Way back when, in 1997, Paul Thomas Anderson’s dour fuck-fest Boogie Nights transformed a potty-mouthed Calvin Klein spokesman into a Master Thespian™. Historic? Only time will tell. More importantly, for us Valley Girls-and-Boys, the prestige porno chic flick established Anderson’s role as Sherman Oaks’s bard-in-residence, rewriting the reputation of our humble little exurb.
Anderson’s operatic 1999 follow-up, Magnolia, trades pornography for daytime television, trashy coke-binges for a “respectable” suburban pill addiction, and the sleazy ‘70s for a decidedly staid contemporary setting—and all within spitting distance of my childhood home! Boogie Nights's cheesy music cues and high-pile shag carpeting carved a much-needed distance between subject and audience (mustaches and tube socks and sweatbands, oh my). Thankfully, Magnolia dispenses with these niceties but quick: one strum of Aimee Mann’s weeping six string, and you know you’re in for a serious soul punch.
Tom Cruise’s performance as proto-MRA Frank “T.J.” Mackie is a hysterical (in every sense) addition to Anderson’s ad-hoc Mercury Theater stable, the nightmare lovechild of Tony Robbins and human sump-pump Michael Cernovich. Anderson revels in this noxiousness like a pig in shit: with arms elbow-deep in the mire, he wrests a scarily relatable character from the dustbin of "prestige" casting. Cruise, in turn, gleefully drags viewers to the limit of tolerance before revealing the frightened mama’s boy cowering underneath.

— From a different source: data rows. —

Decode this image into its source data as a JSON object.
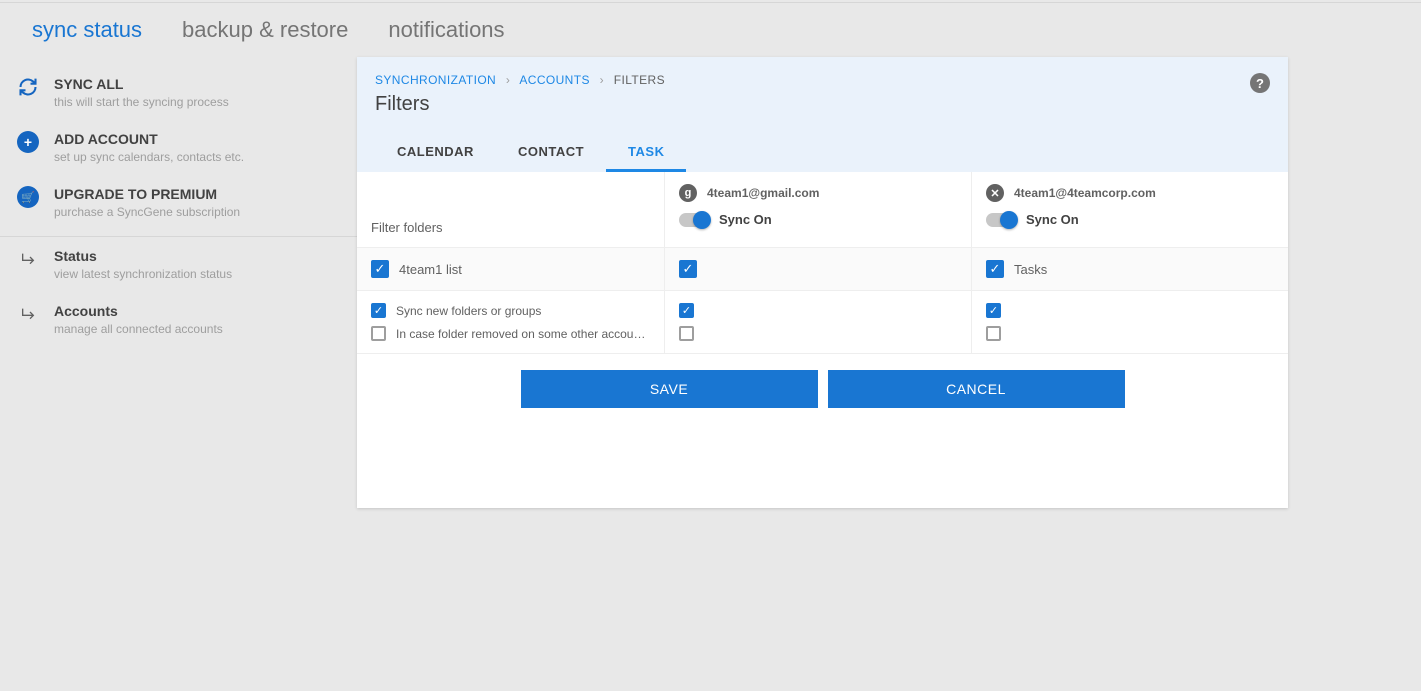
{
  "mainTabs": {
    "syncStatus": "sync status",
    "backupRestore": "backup & restore",
    "notifications": "notifications"
  },
  "sidebar": {
    "syncAll": {
      "title": "SYNC ALL",
      "subtitle": "this will start the syncing process"
    },
    "addAccount": {
      "title": "ADD ACCOUNT",
      "subtitle": "set up sync calendars, contacts etc."
    },
    "upgrade": {
      "title": "UPGRADE TO PREMIUM",
      "subtitle": "purchase a SyncGene subscription"
    },
    "status": {
      "title": "Status",
      "subtitle": "view latest synchronization status"
    },
    "accounts": {
      "title": "Accounts",
      "subtitle": "manage all connected accounts"
    }
  },
  "breadcrumb": {
    "synchronization": "SYNCHRONIZATION",
    "accounts": "ACCOUNTS",
    "filters": "FILTERS"
  },
  "panel": {
    "title": "Filters"
  },
  "subTabs": {
    "calendar": "CALENDAR",
    "contact": "CONTACT",
    "task": "TASK"
  },
  "filters": {
    "filterFoldersLabel": "Filter folders",
    "account1": {
      "email": "4team1@gmail.com",
      "syncLabel": "Sync On"
    },
    "account2": {
      "email": "4team1@4teamcorp.com",
      "syncLabel": "Sync On"
    },
    "row1": {
      "label": "4team1 list",
      "col3Label": "Tasks"
    },
    "row2": {
      "label": "Sync new folders or groups"
    },
    "row3": {
      "label": "In case folder removed on some other account - delete i..."
    }
  },
  "buttons": {
    "save": "SAVE",
    "cancel": "CANCEL"
  }
}
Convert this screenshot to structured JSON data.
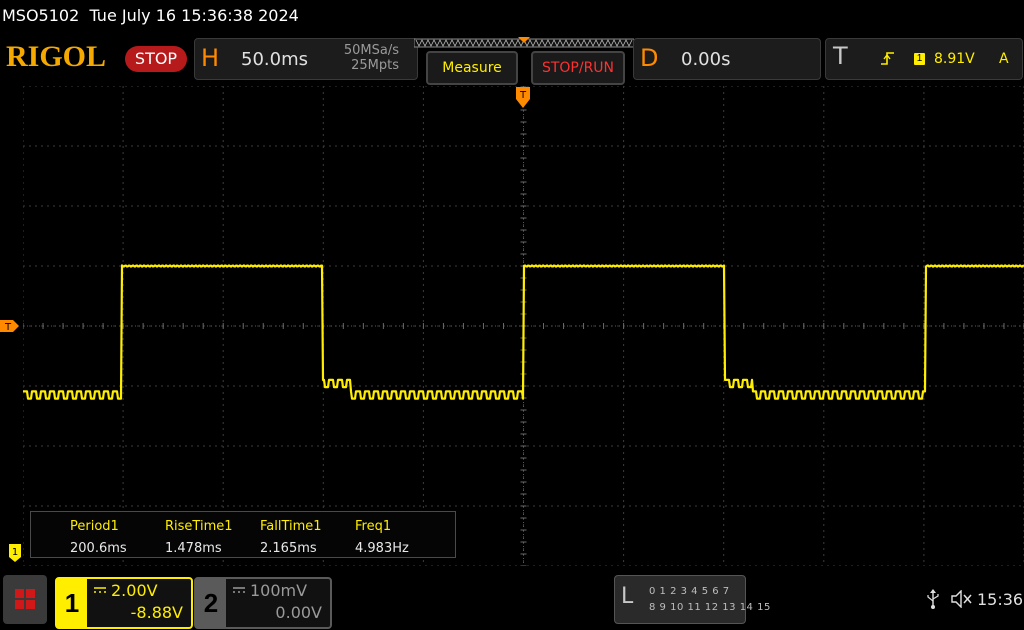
{
  "status": {
    "device": "MSO5102",
    "datetime": "Tue July 16 15:36:38 2024"
  },
  "brand": {
    "logo": "RIGOL",
    "run_state": "STOP"
  },
  "horizontal": {
    "letter": "H",
    "timebase": "50.0ms",
    "sample_rate": "50MSa/s",
    "memory_depth": "25Mpts"
  },
  "softkeys": {
    "measure": "Measure",
    "stop_run": "STOP/RUN"
  },
  "delay": {
    "letter": "D",
    "value": "0.00s"
  },
  "trigger": {
    "letter": "T",
    "source": "1",
    "level": "8.91V",
    "mode": "A",
    "edge": "rising-edge-icon"
  },
  "markers": {
    "trigger_level": "T",
    "ch1_ground": "1",
    "trigger_position": "T"
  },
  "measurements": [
    {
      "name": "Period1",
      "value": "200.6ms"
    },
    {
      "name": "RiseTime1",
      "value": "1.478ms"
    },
    {
      "name": "FallTime1",
      "value": "2.165ms"
    },
    {
      "name": "Freq1",
      "value": "4.983Hz"
    }
  ],
  "channels": {
    "ch1": {
      "number": "1",
      "scale": "2.00V",
      "offset": "-8.88V",
      "color": "#ffee00",
      "coupling_icon": "dc-coupling-icon"
    },
    "ch2": {
      "number": "2",
      "scale": "100mV",
      "offset": "0.00V",
      "color": "#9a9a9a",
      "coupling_icon": "dc-coupling-icon"
    }
  },
  "logic": {
    "letter": "L",
    "row1": "0 1 2 3  4 5 6 7",
    "row2": "8 9 10 11 12 13 14 15"
  },
  "system": {
    "clock": "15:36",
    "icons": [
      "usb-icon",
      "mute-icon"
    ]
  },
  "colors": {
    "trace": "#ffee00",
    "accent": "#ff8a00",
    "grid": "#3c3c3c",
    "stop": "#b71a1a"
  },
  "waveform": {
    "type": "square",
    "period_ms": 200.6,
    "timebase_ms_per_div": 50,
    "high_level_div": 1.0,
    "low_level_div": -1.15,
    "ripple_amplitude_div": 0.12
  }
}
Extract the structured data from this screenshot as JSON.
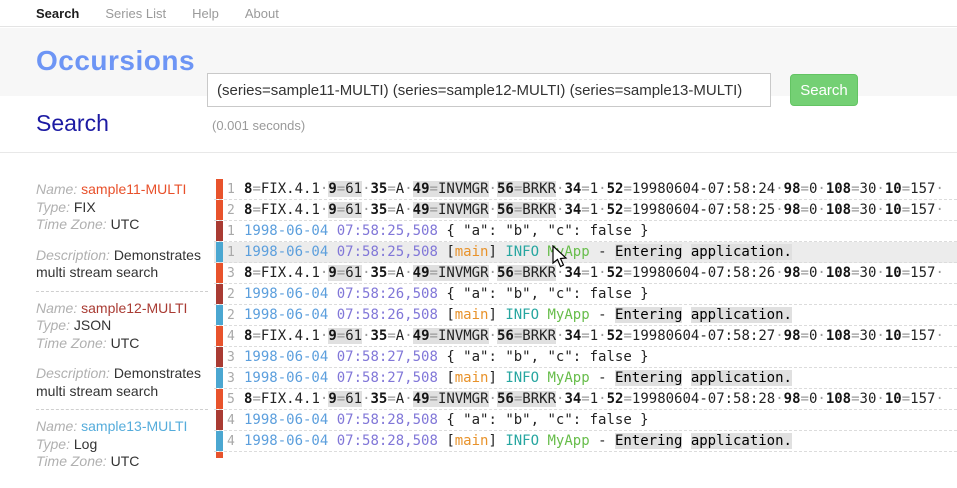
{
  "nav": {
    "items": [
      {
        "label": "Search",
        "active": true
      },
      {
        "label": "Series List",
        "active": false
      },
      {
        "label": "Help",
        "active": false
      },
      {
        "label": "About",
        "active": false
      }
    ]
  },
  "header": {
    "title": "Occursions",
    "query_value": "(series=sample11-MULTI) (series=sample12-MULTI) (series=sample13-MULTI)",
    "search_button": "Search"
  },
  "results": {
    "heading": "Search",
    "timing": "(0.001 seconds)"
  },
  "labels": {
    "name": "Name:",
    "type": "Type:",
    "time_zone": "Time Zone:",
    "description": "Description:"
  },
  "series": [
    {
      "name": "sample11-MULTI",
      "color": "#e8502a",
      "type": "FIX",
      "time_zone": "UTC",
      "description": "Demonstrates multi stream search"
    },
    {
      "name": "sample12-MULTI",
      "color": "#a93b33",
      "type": "JSON",
      "time_zone": "UTC",
      "description": "Demonstrates multi stream search"
    },
    {
      "name": "sample13-MULTI",
      "color": "#55acdb",
      "type": "Log",
      "time_zone": "UTC",
      "description": ""
    }
  ],
  "log": {
    "stream_colors": [
      "#e8532c",
      "#a93b33",
      "#4ba7d1"
    ],
    "rows": [
      {
        "stream": 0,
        "line": "1",
        "hovered": false,
        "segments": [
          [
            "t",
            "8"
          ],
          [
            "e",
            "="
          ],
          [
            "v",
            "FIX.4.1"
          ],
          [
            "s",
            "·"
          ],
          [
            "t hl",
            "9"
          ],
          [
            "e hl",
            "="
          ],
          [
            "v hl",
            "61"
          ],
          [
            "s",
            "·"
          ],
          [
            "t",
            "35"
          ],
          [
            "e",
            "="
          ],
          [
            "v",
            "A"
          ],
          [
            "s",
            "·"
          ],
          [
            "t hl",
            "49"
          ],
          [
            "e hl",
            "="
          ],
          [
            "v hl",
            "INVMGR"
          ],
          [
            "s",
            "·"
          ],
          [
            "t hl",
            "56"
          ],
          [
            "e hl",
            "="
          ],
          [
            "v hl",
            "BRKR"
          ],
          [
            "s",
            "·"
          ],
          [
            "t",
            "34"
          ],
          [
            "e",
            "="
          ],
          [
            "v",
            "1"
          ],
          [
            "s",
            "·"
          ],
          [
            "t",
            "52"
          ],
          [
            "e",
            "="
          ],
          [
            "v",
            "19980604-07:58:24"
          ],
          [
            "s",
            "·"
          ],
          [
            "t",
            "98"
          ],
          [
            "e",
            "="
          ],
          [
            "v",
            "0"
          ],
          [
            "s",
            "·"
          ],
          [
            "t",
            "108"
          ],
          [
            "e",
            "="
          ],
          [
            "v",
            "30"
          ],
          [
            "s",
            "·"
          ],
          [
            "t",
            "10"
          ],
          [
            "e",
            "="
          ],
          [
            "v",
            "157"
          ],
          [
            "s",
            "·"
          ]
        ]
      },
      {
        "stream": 0,
        "line": "2",
        "hovered": false,
        "segments": [
          [
            "t",
            "8"
          ],
          [
            "e",
            "="
          ],
          [
            "v",
            "FIX.4.1"
          ],
          [
            "s",
            "·"
          ],
          [
            "t hl",
            "9"
          ],
          [
            "e hl",
            "="
          ],
          [
            "v hl",
            "61"
          ],
          [
            "s",
            "·"
          ],
          [
            "t",
            "35"
          ],
          [
            "e",
            "="
          ],
          [
            "v",
            "A"
          ],
          [
            "s",
            "·"
          ],
          [
            "t hl",
            "49"
          ],
          [
            "e hl",
            "="
          ],
          [
            "v hl",
            "INVMGR"
          ],
          [
            "s",
            "·"
          ],
          [
            "t hl",
            "56"
          ],
          [
            "e hl",
            "="
          ],
          [
            "v hl",
            "BRKR"
          ],
          [
            "s",
            "·"
          ],
          [
            "t",
            "34"
          ],
          [
            "e",
            "="
          ],
          [
            "v",
            "1"
          ],
          [
            "s",
            "·"
          ],
          [
            "t",
            "52"
          ],
          [
            "e",
            "="
          ],
          [
            "v",
            "19980604-07:58:25"
          ],
          [
            "s",
            "·"
          ],
          [
            "t",
            "98"
          ],
          [
            "e",
            "="
          ],
          [
            "v",
            "0"
          ],
          [
            "s",
            "·"
          ],
          [
            "t",
            "108"
          ],
          [
            "e",
            "="
          ],
          [
            "v",
            "30"
          ],
          [
            "s",
            "·"
          ],
          [
            "t",
            "10"
          ],
          [
            "e",
            "="
          ],
          [
            "v",
            "157"
          ],
          [
            "s",
            "·"
          ]
        ]
      },
      {
        "stream": 1,
        "line": "1",
        "hovered": false,
        "segments": [
          [
            "d",
            "1998-06-04"
          ],
          [
            "p",
            " "
          ],
          [
            "tm",
            "07:58:25,508"
          ],
          [
            "p",
            " { \"a\": \"b\", \"c\": false }"
          ]
        ]
      },
      {
        "stream": 2,
        "line": "1",
        "hovered": true,
        "segments": [
          [
            "d",
            "1998-06-04"
          ],
          [
            "p",
            " "
          ],
          [
            "tm",
            "07:58:25,508"
          ],
          [
            "p",
            " ["
          ],
          [
            "mn",
            "main"
          ],
          [
            "p",
            "] "
          ],
          [
            "in",
            "INFO"
          ],
          [
            "p",
            " "
          ],
          [
            "ap",
            "MyApp"
          ],
          [
            "p",
            " - "
          ],
          [
            "hl",
            "Entering"
          ],
          [
            "p",
            " "
          ],
          [
            "hl",
            "application."
          ]
        ]
      },
      {
        "stream": 0,
        "line": "3",
        "hovered": false,
        "segments": [
          [
            "t",
            "8"
          ],
          [
            "e",
            "="
          ],
          [
            "v",
            "FIX.4.1"
          ],
          [
            "s",
            "·"
          ],
          [
            "t hl",
            "9"
          ],
          [
            "e hl",
            "="
          ],
          [
            "v hl",
            "61"
          ],
          [
            "s",
            "·"
          ],
          [
            "t",
            "35"
          ],
          [
            "e",
            "="
          ],
          [
            "v",
            "A"
          ],
          [
            "s",
            "·"
          ],
          [
            "t hl",
            "49"
          ],
          [
            "e hl",
            "="
          ],
          [
            "v hl",
            "INVMGR"
          ],
          [
            "s",
            "·"
          ],
          [
            "t hl",
            "56"
          ],
          [
            "e hl",
            "="
          ],
          [
            "v hl",
            "BRKR"
          ],
          [
            "s",
            "·"
          ],
          [
            "t",
            "34"
          ],
          [
            "e",
            "="
          ],
          [
            "v",
            "1"
          ],
          [
            "s",
            "·"
          ],
          [
            "t",
            "52"
          ],
          [
            "e",
            "="
          ],
          [
            "v",
            "19980604-07:58:26"
          ],
          [
            "s",
            "·"
          ],
          [
            "t",
            "98"
          ],
          [
            "e",
            "="
          ],
          [
            "v",
            "0"
          ],
          [
            "s",
            "·"
          ],
          [
            "t",
            "108"
          ],
          [
            "e",
            "="
          ],
          [
            "v",
            "30"
          ],
          [
            "s",
            "·"
          ],
          [
            "t",
            "10"
          ],
          [
            "e",
            "="
          ],
          [
            "v",
            "157"
          ],
          [
            "s",
            "·"
          ]
        ]
      },
      {
        "stream": 1,
        "line": "2",
        "hovered": false,
        "segments": [
          [
            "d",
            "1998-06-04"
          ],
          [
            "p",
            " "
          ],
          [
            "tm",
            "07:58:26,508"
          ],
          [
            "p",
            " { \"a\": \"b\", \"c\": false }"
          ]
        ]
      },
      {
        "stream": 2,
        "line": "2",
        "hovered": false,
        "segments": [
          [
            "d",
            "1998-06-04"
          ],
          [
            "p",
            " "
          ],
          [
            "tm",
            "07:58:26,508"
          ],
          [
            "p",
            " ["
          ],
          [
            "mn",
            "main"
          ],
          [
            "p",
            "] "
          ],
          [
            "in",
            "INFO"
          ],
          [
            "p",
            " "
          ],
          [
            "ap",
            "MyApp"
          ],
          [
            "p",
            " - "
          ],
          [
            "hl",
            "Entering"
          ],
          [
            "p",
            " "
          ],
          [
            "hl",
            "application."
          ]
        ]
      },
      {
        "stream": 0,
        "line": "4",
        "hovered": false,
        "segments": [
          [
            "t",
            "8"
          ],
          [
            "e",
            "="
          ],
          [
            "v",
            "FIX.4.1"
          ],
          [
            "s",
            "·"
          ],
          [
            "t hl",
            "9"
          ],
          [
            "e hl",
            "="
          ],
          [
            "v hl",
            "61"
          ],
          [
            "s",
            "·"
          ],
          [
            "t",
            "35"
          ],
          [
            "e",
            "="
          ],
          [
            "v",
            "A"
          ],
          [
            "s",
            "·"
          ],
          [
            "t hl",
            "49"
          ],
          [
            "e hl",
            "="
          ],
          [
            "v hl",
            "INVMGR"
          ],
          [
            "s",
            "·"
          ],
          [
            "t hl",
            "56"
          ],
          [
            "e hl",
            "="
          ],
          [
            "v hl",
            "BRKR"
          ],
          [
            "s",
            "·"
          ],
          [
            "t",
            "34"
          ],
          [
            "e",
            "="
          ],
          [
            "v",
            "1"
          ],
          [
            "s",
            "·"
          ],
          [
            "t",
            "52"
          ],
          [
            "e",
            "="
          ],
          [
            "v",
            "19980604-07:58:27"
          ],
          [
            "s",
            "·"
          ],
          [
            "t",
            "98"
          ],
          [
            "e",
            "="
          ],
          [
            "v",
            "0"
          ],
          [
            "s",
            "·"
          ],
          [
            "t",
            "108"
          ],
          [
            "e",
            "="
          ],
          [
            "v",
            "30"
          ],
          [
            "s",
            "·"
          ],
          [
            "t",
            "10"
          ],
          [
            "e",
            "="
          ],
          [
            "v",
            "157"
          ],
          [
            "s",
            "·"
          ]
        ]
      },
      {
        "stream": 1,
        "line": "3",
        "hovered": false,
        "segments": [
          [
            "d",
            "1998-06-04"
          ],
          [
            "p",
            " "
          ],
          [
            "tm",
            "07:58:27,508"
          ],
          [
            "p",
            " { \"a\": \"b\", \"c\": false }"
          ]
        ]
      },
      {
        "stream": 2,
        "line": "3",
        "hovered": false,
        "segments": [
          [
            "d",
            "1998-06-04"
          ],
          [
            "p",
            " "
          ],
          [
            "tm",
            "07:58:27,508"
          ],
          [
            "p",
            " ["
          ],
          [
            "mn",
            "main"
          ],
          [
            "p",
            "] "
          ],
          [
            "in",
            "INFO"
          ],
          [
            "p",
            " "
          ],
          [
            "ap",
            "MyApp"
          ],
          [
            "p",
            " - "
          ],
          [
            "hl",
            "Entering"
          ],
          [
            "p",
            " "
          ],
          [
            "hl",
            "application."
          ]
        ]
      },
      {
        "stream": 0,
        "line": "5",
        "hovered": false,
        "segments": [
          [
            "t",
            "8"
          ],
          [
            "e",
            "="
          ],
          [
            "v",
            "FIX.4.1"
          ],
          [
            "s",
            "·"
          ],
          [
            "t hl",
            "9"
          ],
          [
            "e hl",
            "="
          ],
          [
            "v hl",
            "61"
          ],
          [
            "s",
            "·"
          ],
          [
            "t",
            "35"
          ],
          [
            "e",
            "="
          ],
          [
            "v",
            "A"
          ],
          [
            "s",
            "·"
          ],
          [
            "t hl",
            "49"
          ],
          [
            "e hl",
            "="
          ],
          [
            "v hl",
            "INVMGR"
          ],
          [
            "s",
            "·"
          ],
          [
            "t hl",
            "56"
          ],
          [
            "e hl",
            "="
          ],
          [
            "v hl",
            "BRKR"
          ],
          [
            "s",
            "·"
          ],
          [
            "t",
            "34"
          ],
          [
            "e",
            "="
          ],
          [
            "v",
            "1"
          ],
          [
            "s",
            "·"
          ],
          [
            "t",
            "52"
          ],
          [
            "e",
            "="
          ],
          [
            "v",
            "19980604-07:58:28"
          ],
          [
            "s",
            "·"
          ],
          [
            "t",
            "98"
          ],
          [
            "e",
            "="
          ],
          [
            "v",
            "0"
          ],
          [
            "s",
            "·"
          ],
          [
            "t",
            "108"
          ],
          [
            "e",
            "="
          ],
          [
            "v",
            "30"
          ],
          [
            "s",
            "·"
          ],
          [
            "t",
            "10"
          ],
          [
            "e",
            "="
          ],
          [
            "v",
            "157"
          ],
          [
            "s",
            "·"
          ]
        ]
      },
      {
        "stream": 1,
        "line": "4",
        "hovered": false,
        "segments": [
          [
            "d",
            "1998-06-04"
          ],
          [
            "p",
            " "
          ],
          [
            "tm",
            "07:58:28,508"
          ],
          [
            "p",
            " { \"a\": \"b\", \"c\": false }"
          ]
        ]
      },
      {
        "stream": 2,
        "line": "4",
        "hovered": false,
        "segments": [
          [
            "d",
            "1998-06-04"
          ],
          [
            "p",
            " "
          ],
          [
            "tm",
            "07:58:28,508"
          ],
          [
            "p",
            " ["
          ],
          [
            "mn",
            "main"
          ],
          [
            "p",
            "] "
          ],
          [
            "in",
            "INFO"
          ],
          [
            "p",
            " "
          ],
          [
            "ap",
            "MyApp"
          ],
          [
            "p",
            " - "
          ],
          [
            "hl",
            "Entering"
          ],
          [
            "p",
            " "
          ],
          [
            "hl",
            "application."
          ]
        ]
      },
      {
        "stream": 0,
        "line": "",
        "hovered": false,
        "partial": true,
        "segments": []
      }
    ]
  }
}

Watching an Operating Thetan hold his own within a rogue’s gallery of deeply sympathetic fuck-ups—a wizened Philip Baker Hall, the ever-tender Philip Seymour Hoffman, and uber-schmuck John C. Reilly, to name a few—is akin to cinematic bird-watching. You feel as though you’ve caught some rare creature, alighting for a moment before disappearing into the clouds.